Why does this matter? In simple terms, a lack of competition allows companies to lower wages, raise prices, and dilute the quality of their products. A classic example is Internet service: Many Americans live in places with only one or two providers. These companies keep prices high, the internet can be spotty, and customer service is often poor. Since customers have no alternatives, providers can get away with such failures.

Corporate merger deepens that kind of problem, the experts say. One economist concluded that market concentration costs the typical American household more than $5,000 a year. Progressives like Khan have argued that regulators need to take the issue more seriously.

The Biden administration released guidelines this week seeking to toughen antitrust law, which restricts anti-competitive practices. Under Khan, the FTC has also pressed courts to effectively reduce the burden of proof required to show that a merger is anticompetitive. There is merit to that approach, some experts argue: US courts have raised the bar very high in recent decades, exceeding the standards of the UK and much of Europe.

“We can convict someone and send them to prison for murder based on circumstantial evidence,” said Douglas Melamed, an antitrust expert at Stanford Law School. “But it often seems that the courts will not allow plaintiffs to win an antitrust case based on circumstantial evidence.”

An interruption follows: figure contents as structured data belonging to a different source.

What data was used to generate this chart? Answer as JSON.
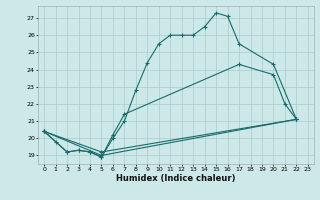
{
  "xlabel": "Humidex (Indice chaleur)",
  "bg_color": "#cce8e8",
  "grid_color": "#aacccc",
  "line_color": "#1a6b6b",
  "xlim": [
    -0.5,
    23.5
  ],
  "ylim": [
    18.5,
    27.7
  ],
  "yticks": [
    19,
    20,
    21,
    22,
    23,
    24,
    25,
    26,
    27
  ],
  "xticks": [
    0,
    1,
    2,
    3,
    4,
    5,
    6,
    7,
    8,
    9,
    10,
    11,
    12,
    13,
    14,
    15,
    16,
    17,
    18,
    19,
    20,
    21,
    22,
    23
  ],
  "lines": [
    {
      "x": [
        0,
        1,
        2,
        3,
        4,
        5,
        6,
        7,
        8,
        9,
        10,
        11,
        12,
        13,
        14,
        15,
        16,
        17,
        20,
        22
      ],
      "y": [
        20.4,
        19.8,
        19.2,
        19.3,
        19.2,
        18.9,
        20.0,
        21.0,
        22.8,
        24.4,
        25.5,
        26.0,
        26.0,
        26.0,
        26.5,
        27.3,
        27.1,
        25.5,
        24.3,
        21.1
      ]
    },
    {
      "x": [
        0,
        2,
        3,
        4,
        5,
        6,
        7,
        17,
        20,
        21,
        22
      ],
      "y": [
        20.4,
        19.2,
        19.3,
        19.2,
        18.9,
        20.2,
        21.4,
        24.3,
        23.7,
        22.0,
        21.1
      ]
    },
    {
      "x": [
        0,
        5,
        22
      ],
      "y": [
        20.4,
        19.2,
        21.1
      ]
    },
    {
      "x": [
        0,
        5,
        22
      ],
      "y": [
        20.4,
        19.0,
        21.1
      ]
    }
  ]
}
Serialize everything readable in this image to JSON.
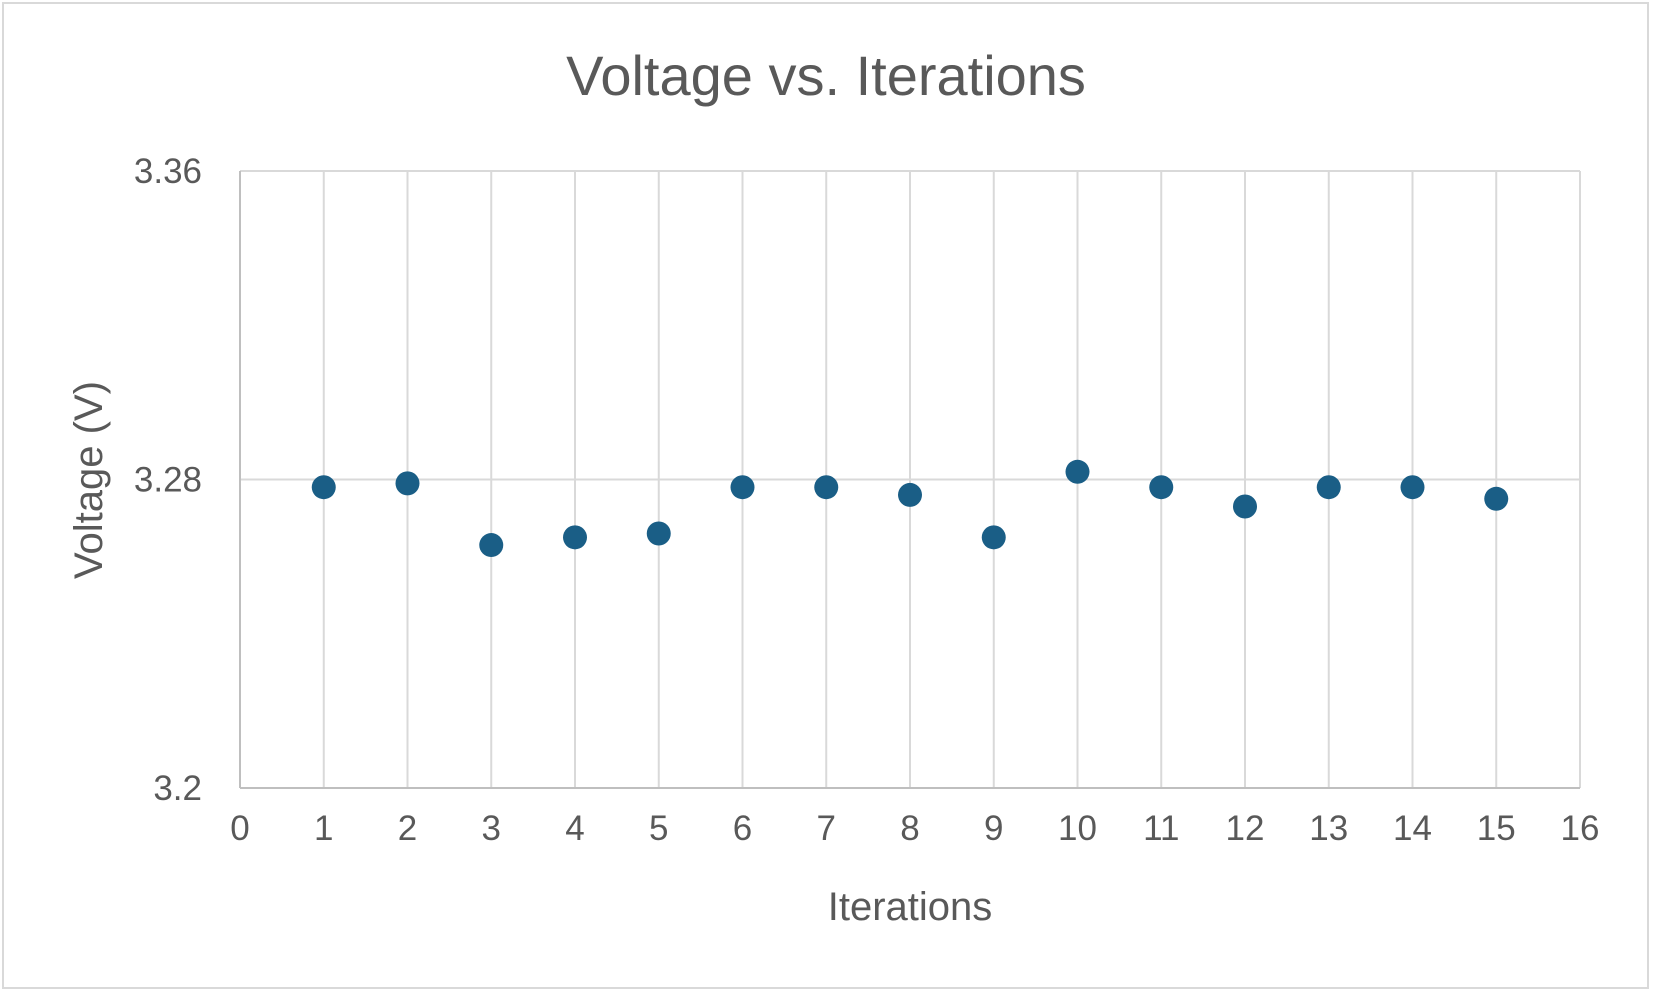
{
  "chart_data": {
    "type": "scatter",
    "title": "Voltage vs. Iterations",
    "xlabel": "Iterations",
    "ylabel": "Voltage (V)",
    "xlim": [
      0,
      16
    ],
    "ylim": [
      3.2,
      3.36
    ],
    "x_ticks": [
      0,
      1,
      2,
      3,
      4,
      5,
      6,
      7,
      8,
      9,
      10,
      11,
      12,
      13,
      14,
      15,
      16
    ],
    "y_ticks": [
      3.2,
      3.28,
      3.36
    ],
    "y_tick_labels": [
      "3.2",
      "3.28",
      "3.36"
    ],
    "grid": true,
    "legend": "none",
    "marker_color": "#1a5e86",
    "series": [
      {
        "x": [
          1,
          2,
          3,
          4,
          5,
          6,
          7,
          8,
          9,
          10,
          11,
          12,
          13,
          14,
          15
        ],
        "y": [
          3.278,
          3.279,
          3.263,
          3.265,
          3.266,
          3.278,
          3.278,
          3.276,
          3.265,
          3.282,
          3.278,
          3.273,
          3.278,
          3.278,
          3.275
        ]
      }
    ]
  }
}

The FTC has yet to persuade the courts to soften their standards. The agency’s loss in the Microsoft-Activision case is the latest example. It also failed to block Meta’s acquisition of a virtual reality company, Within. And it has even lost in its own administrative court, which ruled in favor of the gene sequencing company Illumina in its acquisition of the firm Grail.

Khan’s cause still has potential. The last big change in antitrust law, in the 1970s, came after decades of work by conservatives to push the law and the courts in their direction. The movement that Khan helped popularize among progressives is only a few years old. If he convinces more of the public and, more importantly, the judges, he might eventually succeed.

Related: The FTC’s losses have raised new questions about Khan’s strategy. “All these legal losses are making his threats look more like a paper tiger,” said one chief executive.